Authors
Robert L. Cook, Kenneth E Torrance
Cornell University; Lucasfilm Ltd.
Portals
Summary
This paper presents a reflectance model for rough surfaces. Given a light source, a surface, and an observer, a reflectance model describes the intensity and spectral composition of the reflected light reaching the observer. The intensity of the reflected light is determined by the intensity and size of the light source and by the reflecting ability and surface properties of the material. The spectral composition of the reflected light is determined by the spectral composition of the light source and the wavelength-selective reflection of the surface.
Abstract
A new reflectance model for rendering computer sythesized images is presented.

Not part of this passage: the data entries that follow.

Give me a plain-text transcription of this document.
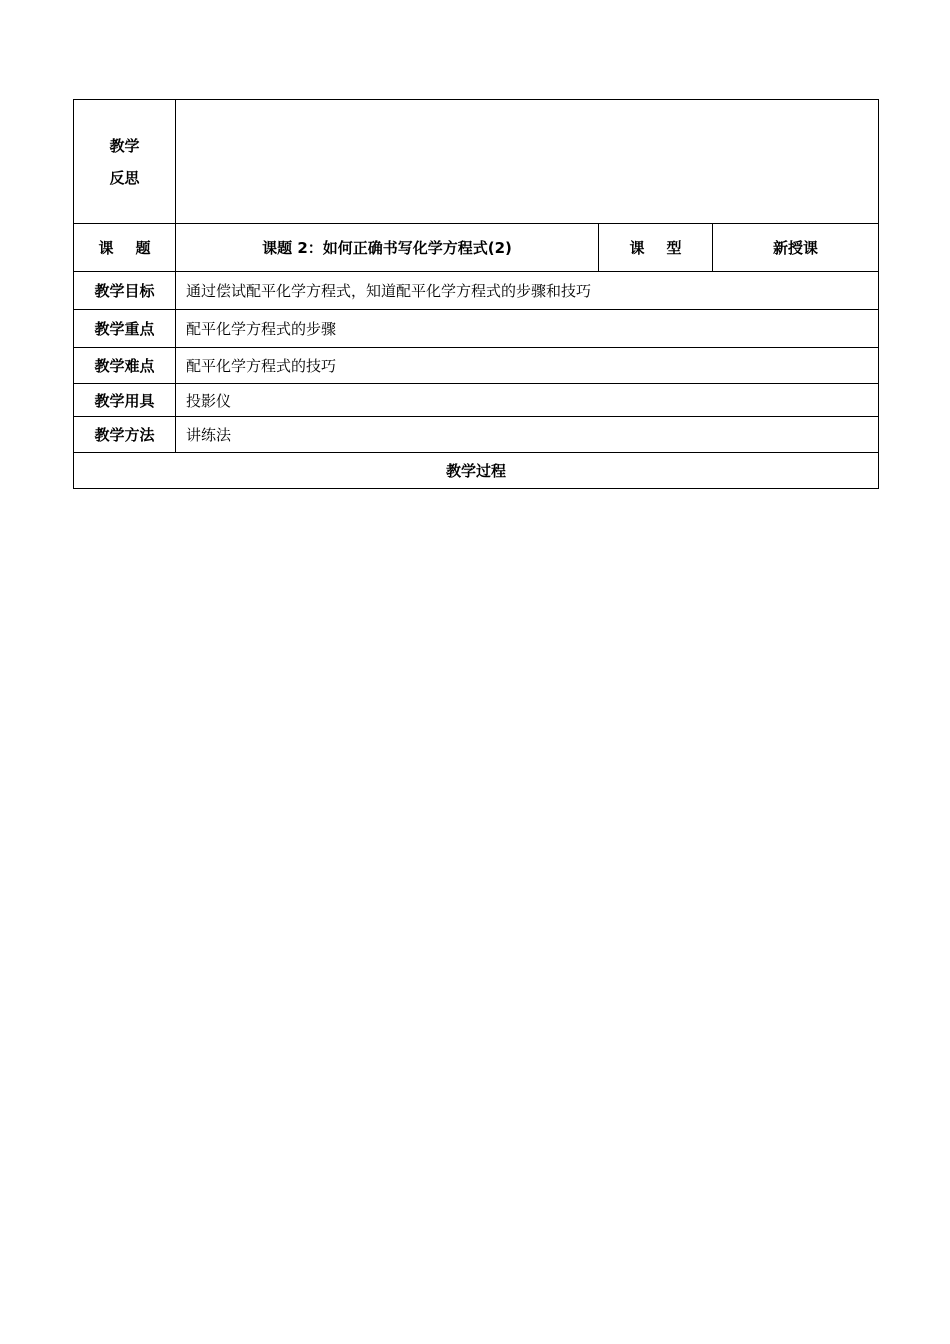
教学
反思			

课 题	课题 2：如何正确书写化学方程式(2)	课 型	新授课
教学目标	通过偿试配平化学方程式，知道配平化学方程式的步骤和技巧		
教学重点	配平化学方程式的步骤		
教学难点	配平化学方程式的技巧		
教学用具	投影仪		
教学方法	讲练法		
教学过程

The model accounts for the relative brightness of different materials and light sources in the same scene. It describes the directional distribution of the reflected light and a color shift that occurs as the reflectance changes with incidence angle. A method for obtaining the spectral energy distribution of the light relfected from an object made of a specific real material is presented, and a procedure for accurately reproducing the color associated with the spectral energy distribution is discussed. The model is applied to the simulation of a metal and a plastic.
Contribution
- The new reflectance model is applied to the simulation of a metal and a plastic, with an explanation of why images rendered with previous models often look plastic, and how this plastic appearance can be avoided
Overview
This paper presents a reflectance model for rough surfaces that is more general than previous models. It is based on geometrical optics and is applicable to a broad range of materials, surface conditions, and lighting situations. The basis of this model is a reflectance definition that relates the brightness of an object to the intensity and size of each light source that illuminates it. The model predicts the directional distribution and spectral composition of the reflected light. A procedure is described for calculating red, green, and blue (RGB) values from the spectral energy distribution.